I took my meds early and slept the entire xmas day through, missing everything on TV, proof that I really wasn't well (you know, because I secong-guess myself all the time, telling myself I ought to be fine, in fact I go through life telling everybody I'm fine even when I feel anything but...) (I cannot just sleep like that all day on demand). (What had happened was, I slept about an hour and a half over the night then it was time to go, walking six miles there and back and I just wasn't up to it. My foot was still hurting after my treading broken glass into it.... all this ridiculousness.)

She bought me a really cool watch a SKELETON WATCH which is what I've always wanted. I don't know how she knew that. And I got her gold dangly earrings and giant silver diamond hoops. Stuff that would have cost in the £100,000s were it real. I was really glad she liked hers as I semi thought she might consider it worthless tacky tat. But it's not tat at all, it's beautiful.

I have to go I'm thinking about my future life and am really stressed about the legalistics of the amusement of my "intellectual books"...

So that was my xmas. OK in the end, and we forgave and forgot. LITERALLY forgot. Neither of us WANTS and we certainly don't need to recall the ins and outs of a crazy episode... so it's fading from both our minds, exactly as we require it to. 

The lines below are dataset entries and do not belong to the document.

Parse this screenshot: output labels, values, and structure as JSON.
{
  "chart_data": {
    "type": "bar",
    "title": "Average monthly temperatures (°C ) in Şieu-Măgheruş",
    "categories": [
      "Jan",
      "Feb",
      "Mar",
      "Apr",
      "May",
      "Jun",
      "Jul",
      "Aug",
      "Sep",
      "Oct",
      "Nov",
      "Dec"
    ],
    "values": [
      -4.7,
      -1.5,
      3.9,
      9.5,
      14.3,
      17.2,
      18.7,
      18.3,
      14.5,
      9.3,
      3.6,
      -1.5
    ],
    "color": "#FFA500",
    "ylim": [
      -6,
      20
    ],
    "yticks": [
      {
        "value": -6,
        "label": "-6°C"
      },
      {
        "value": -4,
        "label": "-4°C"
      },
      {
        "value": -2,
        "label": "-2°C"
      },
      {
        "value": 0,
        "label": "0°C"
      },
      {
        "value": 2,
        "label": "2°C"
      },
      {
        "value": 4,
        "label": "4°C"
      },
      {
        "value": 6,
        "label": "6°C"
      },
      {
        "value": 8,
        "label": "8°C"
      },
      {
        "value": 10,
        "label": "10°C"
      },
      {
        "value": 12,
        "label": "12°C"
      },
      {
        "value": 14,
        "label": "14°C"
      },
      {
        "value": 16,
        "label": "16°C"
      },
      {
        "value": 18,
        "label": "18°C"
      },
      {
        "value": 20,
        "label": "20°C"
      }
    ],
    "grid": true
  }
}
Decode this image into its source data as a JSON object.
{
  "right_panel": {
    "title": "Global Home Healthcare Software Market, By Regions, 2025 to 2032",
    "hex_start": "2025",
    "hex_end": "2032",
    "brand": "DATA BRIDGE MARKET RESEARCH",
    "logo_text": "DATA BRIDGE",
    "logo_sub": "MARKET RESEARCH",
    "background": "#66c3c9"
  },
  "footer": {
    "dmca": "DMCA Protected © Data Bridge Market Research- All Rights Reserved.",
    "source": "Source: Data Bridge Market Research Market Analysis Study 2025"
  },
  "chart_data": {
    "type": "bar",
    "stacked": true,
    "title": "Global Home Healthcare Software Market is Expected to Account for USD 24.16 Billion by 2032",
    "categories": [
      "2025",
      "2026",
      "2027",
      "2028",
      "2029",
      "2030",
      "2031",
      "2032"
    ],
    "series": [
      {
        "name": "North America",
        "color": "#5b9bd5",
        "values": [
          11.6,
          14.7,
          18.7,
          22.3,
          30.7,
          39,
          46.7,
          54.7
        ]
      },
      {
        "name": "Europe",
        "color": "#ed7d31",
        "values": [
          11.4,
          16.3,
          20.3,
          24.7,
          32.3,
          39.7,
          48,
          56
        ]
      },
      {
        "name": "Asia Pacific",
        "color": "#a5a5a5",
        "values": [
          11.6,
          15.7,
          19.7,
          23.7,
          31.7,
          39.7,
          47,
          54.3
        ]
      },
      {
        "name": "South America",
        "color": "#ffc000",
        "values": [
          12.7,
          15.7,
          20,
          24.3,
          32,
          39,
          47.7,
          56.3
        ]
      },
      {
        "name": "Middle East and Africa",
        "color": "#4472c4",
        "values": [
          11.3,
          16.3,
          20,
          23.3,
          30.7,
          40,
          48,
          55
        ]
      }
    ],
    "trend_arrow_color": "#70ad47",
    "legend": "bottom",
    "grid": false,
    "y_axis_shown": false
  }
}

I hope your day was more joyous...

Pictures: not the exact stuff, but the jewellery is from the same lines... isn't it wonderful?

2 comments:

Bev said...

My x hubby was eating my Christmas dinner and thinking yummy but my father in law didnt like my cooking at all.I got sad like last year.I asked my ex father in law dont you like it at least for the effort in it? No. Do you like it at least a little close to what it should taste like? No.Do you like that love was used to prepare and cook it? No.
No.NO.No.NO.
Why are ppl so hard to please?
ok this comment is turning in to a book so I hope you like this semolina and nutmeg flavored kiss.xx000

Gledwood said...

I didn't end up doing xmas day or dinner AT All DEPRESSING! The more I think about it, or remember the more ashamed I am of my attitude or behaviour............. not good!